My husband and I housed Dad for several months at a time to give my mother a rest. One day as I rolled him into the kitchen, he murmured, “Well, Margaret, you have to be willing to be a vegetable for God. I am willing to do that.”

I stood at the stove. stirring his soup for lunch with tears streaming down my face. “Lord, God, have mercy! How can this man who knows his body is dying talk this way? How can Dad be so faithful when he suffers so?” Again, the Holy Spirit’s voice was so real to me. He told me, “I will show you, Margaret. I am always faithful to my people.”

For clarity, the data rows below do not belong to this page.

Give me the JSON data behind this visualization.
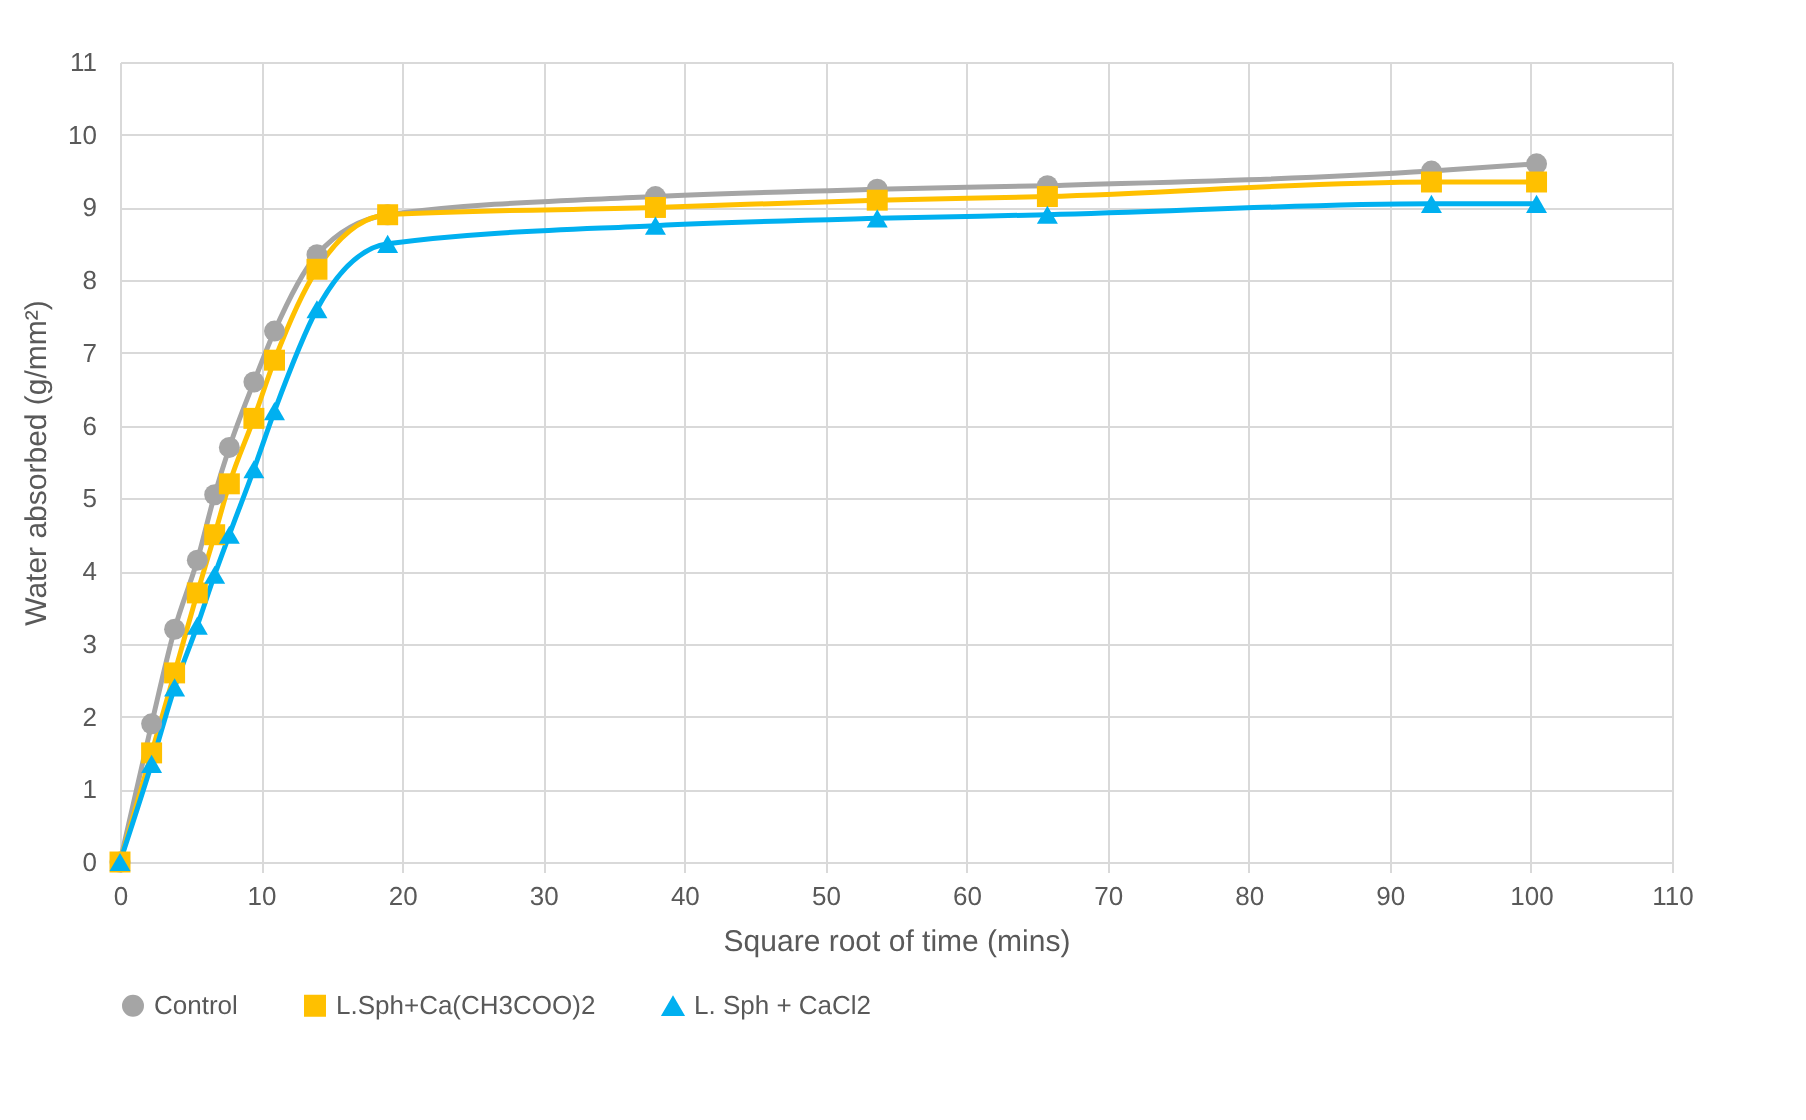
{
  "chart_data": {
    "type": "line",
    "xlabel": "Square root of time (mins)",
    "ylabel": "Water absorbed (g/mm²)",
    "x": [
      0,
      2.24,
      3.87,
      5.48,
      6.71,
      7.75,
      9.49,
      10.95,
      13.96,
      18.97,
      37.95,
      53.67,
      65.73,
      92.95,
      100.4
    ],
    "series": [
      {
        "name": "Control",
        "color": "#a5a5a5",
        "marker": "circle",
        "values": [
          0,
          1.9,
          3.2,
          4.15,
          5.05,
          5.7,
          6.6,
          7.3,
          8.35,
          8.9,
          9.15,
          9.25,
          9.3,
          9.5,
          9.6
        ]
      },
      {
        "name": "L.Sph+Ca(CH3COO)2",
        "color": "#ffc000",
        "marker": "square",
        "values": [
          0,
          1.5,
          2.6,
          3.7,
          4.5,
          5.2,
          6.1,
          6.9,
          8.15,
          8.9,
          9.0,
          9.1,
          9.15,
          9.35,
          9.35
        ]
      },
      {
        "name": "L. Sph + CaCl2",
        "color": "#00b0f0",
        "marker": "triangle",
        "values": [
          0,
          1.35,
          2.4,
          3.25,
          3.95,
          4.5,
          5.4,
          6.2,
          7.6,
          8.5,
          8.75,
          8.85,
          8.9,
          9.05,
          9.05
        ]
      }
    ],
    "xlim": [
      0,
      110
    ],
    "xticks": [
      0,
      10,
      20,
      30,
      40,
      50,
      60,
      70,
      80,
      90,
      100,
      110
    ],
    "ylim": [
      0,
      11
    ],
    "yticks": [
      0,
      1,
      2,
      3,
      4,
      5,
      6,
      7,
      8,
      9,
      10,
      11
    ],
    "grid": true,
    "legend": "bottom"
  }
}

Finally, after years of anguish and anger towards God, I resigned. “Lord, I’m ready,” I decided, “I want to see your side of this. I’m open to what you have to say.”

Healing Came

Quickly thereafter, as I stood in a sterile hospital room, I watched as the spirit of God’s faithful servant went to be with his Lord. I have never known a peace so sweet. Waves of God’s presence flooded the room. I knew God had rewarded His servant. He had healed Dad, and He had healed me!

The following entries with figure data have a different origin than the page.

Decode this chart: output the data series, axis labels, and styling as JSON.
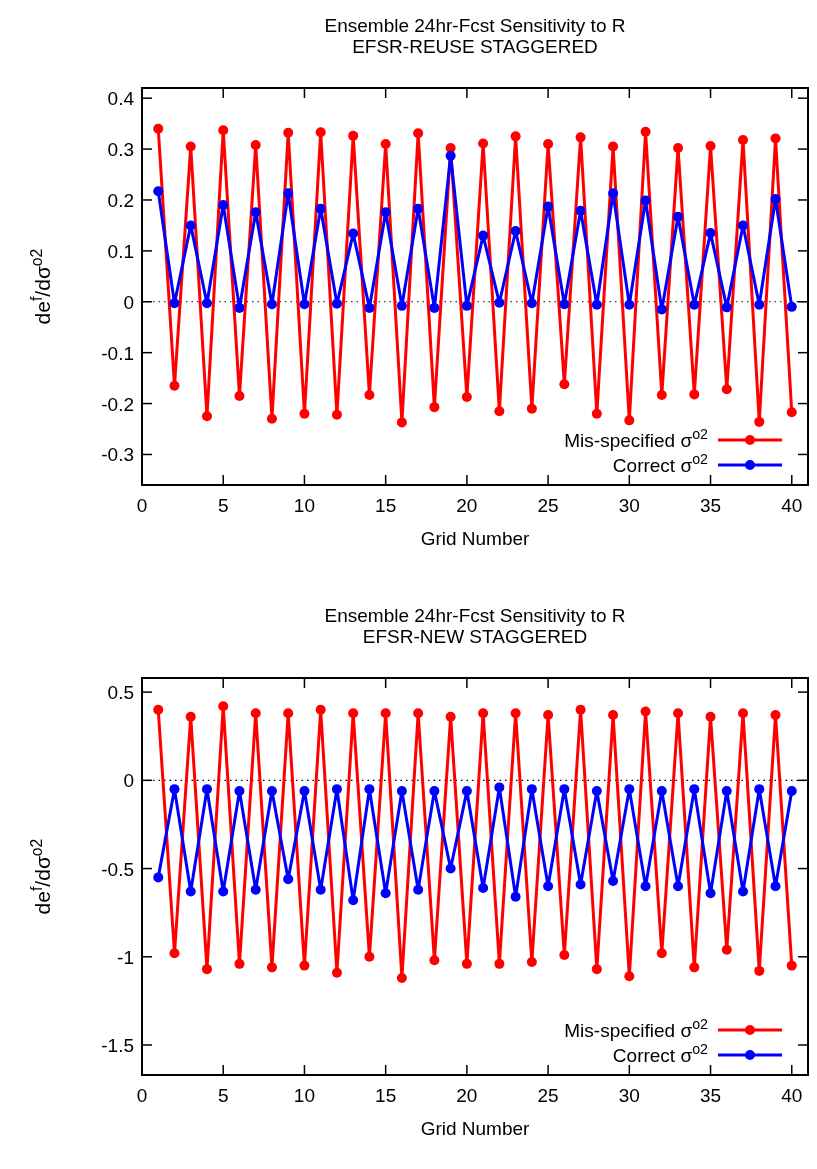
{
  "chart_data": [
    {
      "type": "line",
      "title": "Ensemble 24hr-Fcst Sensitivity to R",
      "subtitle": "EFSR-REUSE STAGGERED",
      "xlabel": "Grid Number",
      "ylabel": "de$^{f}$/dσ$^{o2}$",
      "x": [
        1,
        2,
        3,
        4,
        5,
        6,
        7,
        8,
        9,
        10,
        11,
        12,
        13,
        14,
        15,
        16,
        17,
        18,
        19,
        20,
        21,
        22,
        23,
        24,
        25,
        26,
        27,
        28,
        29,
        30,
        31,
        32,
        33,
        34,
        35,
        36,
        37,
        38,
        39,
        40
      ],
      "series": [
        {
          "name": "Mis-specified σ$^{o2}$",
          "color": "#ff0000",
          "values": [
            0.34,
            -0.165,
            0.305,
            -0.225,
            0.337,
            -0.185,
            0.308,
            -0.23,
            0.332,
            -0.22,
            0.333,
            -0.222,
            0.326,
            -0.183,
            0.31,
            -0.237,
            0.331,
            -0.207,
            0.302,
            -0.187,
            0.311,
            -0.215,
            0.325,
            -0.21,
            0.31,
            -0.162,
            0.323,
            -0.22,
            0.305,
            -0.233,
            0.334,
            -0.183,
            0.302,
            -0.182,
            0.306,
            -0.172,
            0.318,
            -0.236,
            0.321,
            -0.217
          ]
        },
        {
          "name": "Correct σ$^{o2}$",
          "color": "#0000ff",
          "values": [
            0.217,
            -0.003,
            0.15,
            -0.003,
            0.19,
            -0.012,
            0.176,
            -0.005,
            0.213,
            -0.005,
            0.183,
            -0.004,
            0.134,
            -0.012,
            0.176,
            -0.008,
            0.183,
            -0.012,
            0.287,
            -0.008,
            0.13,
            -0.002,
            0.139,
            -0.003,
            0.187,
            -0.005,
            0.179,
            -0.006,
            0.213,
            -0.006,
            0.199,
            -0.015,
            0.167,
            -0.006,
            0.135,
            -0.011,
            0.15,
            -0.006,
            0.202,
            -0.01
          ]
        }
      ],
      "xlim": [
        0,
        41
      ],
      "ylim": [
        -0.36,
        0.42
      ],
      "xticks": [
        0,
        5,
        10,
        15,
        20,
        25,
        30,
        35,
        40
      ],
      "yticks": [
        -0.3,
        -0.2,
        -0.1,
        0,
        0.1,
        0.2,
        0.3,
        0.4
      ],
      "ref_lines": [
        {
          "axis": "y",
          "value": 0,
          "line_style": "dotted",
          "color": "#000000"
        }
      ],
      "marker": "circle",
      "line_style": "solid",
      "legend": "bottom right",
      "grid": false
    },
    {
      "type": "line",
      "title": "Ensemble 24hr-Fcst Sensitivity to R",
      "subtitle": "EFSR-NEW STAGGERED",
      "xlabel": "Grid Number",
      "ylabel": "de$^{f}$/dσ$^{o2}$",
      "x": [
        1,
        2,
        3,
        4,
        5,
        6,
        7,
        8,
        9,
        10,
        11,
        12,
        13,
        14,
        15,
        16,
        17,
        18,
        19,
        20,
        21,
        22,
        23,
        24,
        25,
        26,
        27,
        28,
        29,
        30,
        31,
        32,
        33,
        34,
        35,
        36,
        37,
        38,
        39,
        40
      ],
      "series": [
        {
          "name": "Mis-specified σ$^{o2}$",
          "color": "#ff0000",
          "values": [
            0.4,
            -0.98,
            0.36,
            -1.07,
            0.42,
            -1.04,
            0.38,
            -1.06,
            0.38,
            -1.05,
            0.4,
            -1.09,
            0.38,
            -1.0,
            0.38,
            -1.12,
            0.38,
            -1.02,
            0.36,
            -1.04,
            0.38,
            -1.04,
            0.38,
            -1.03,
            0.37,
            -0.99,
            0.4,
            -1.07,
            0.37,
            -1.11,
            0.39,
            -0.98,
            0.38,
            -1.06,
            0.36,
            -0.96,
            0.38,
            -1.08,
            0.37,
            -1.05
          ]
        },
        {
          "name": "Correct σ$^{o2}$",
          "color": "#0000ff",
          "values": [
            -0.55,
            -0.05,
            -0.63,
            -0.05,
            -0.63,
            -0.06,
            -0.62,
            -0.06,
            -0.56,
            -0.06,
            -0.62,
            -0.05,
            -0.68,
            -0.05,
            -0.64,
            -0.06,
            -0.62,
            -0.06,
            -0.5,
            -0.06,
            -0.61,
            -0.04,
            -0.66,
            -0.05,
            -0.6,
            -0.05,
            -0.59,
            -0.06,
            -0.57,
            -0.05,
            -0.6,
            -0.06,
            -0.6,
            -0.05,
            -0.64,
            -0.06,
            -0.63,
            -0.05,
            -0.6,
            -0.06
          ]
        }
      ],
      "xlim": [
        0,
        41
      ],
      "ylim": [
        -1.67,
        0.58
      ],
      "xticks": [
        0,
        5,
        10,
        15,
        20,
        25,
        30,
        35,
        40
      ],
      "yticks": [
        -1.5,
        -1,
        -0.5,
        0,
        0.5
      ],
      "ref_lines": [
        {
          "axis": "y",
          "value": 0,
          "line_style": "dotted",
          "color": "#000000"
        }
      ],
      "marker": "circle",
      "line_style": "solid",
      "legend": "bottom right",
      "grid": false
    }
  ]
}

I’ve heard it said when a person goes on to heaven, his prayers are multiplied by infinity. In the moment in the hospital room, I believe Dad’s prayers for me were multiplied by infinity.

I watched the team of nurses prepare the corpse. I couldn’t leave the room. During those solemn moments, I repented for all the lost years. I covenanted to meet with the Lord at 6:00 each morning seven days a week.

The days ahead weren’t easy ones. Through my times alone in the morning with God He reminded me of situations in which I had wronged others. I was required to humble myself and ask forgiveness. For over a year I made restitution. I had a strange sense the Holy Spirit was preparing me for something more.

Life-changing Morning

Nearly eight and a half years have passed since that life-changing spring morning, and still my experience with God is beyond words. One day I sat at the end of the comfortable, old couch in our music room. I met with God regularly there at 6:00 a.m. That day I was praying when suddenly I felt Him flooding me with the burning fire of the Holy Spirit. I had never known anything like this. It was unmistakable and so powerful that I had to lie down.

In that time, He explained my past to me. The Lord had been waiting for me all those years. I couldn’t receive what He had for me. That was my willful decision. I would not receive. I wanted it my way. I wanted my own answers. My heart had grown so cold it took seven years for it to thaw out. But my God is always faithful.

God continues to teach me. He is calling me into sacrificial prayer. He is directing me to teach prayer seminars. In encounters with others I can say, “Wherever you have anguish in your family, wherever you have suffered deep disappointment, wherever you’ve been disillusioned, wherever the foundation of your life has been pulled out from under you, know that it is not because God is awful. It’s that God is trying to lead you into a deeper understanding of his faithfulness. He can be entrusted with our whole lives. He is constantly trying to do an even greater work in us. Praise His holy name!”

Margaret Therkelsen has earned several degrees in music and recently completed a master’s degree in family and marital counseling at the University of Kentucky. She has an active prayer ministry leading seminars and recording a daily program for a local Christian radio station.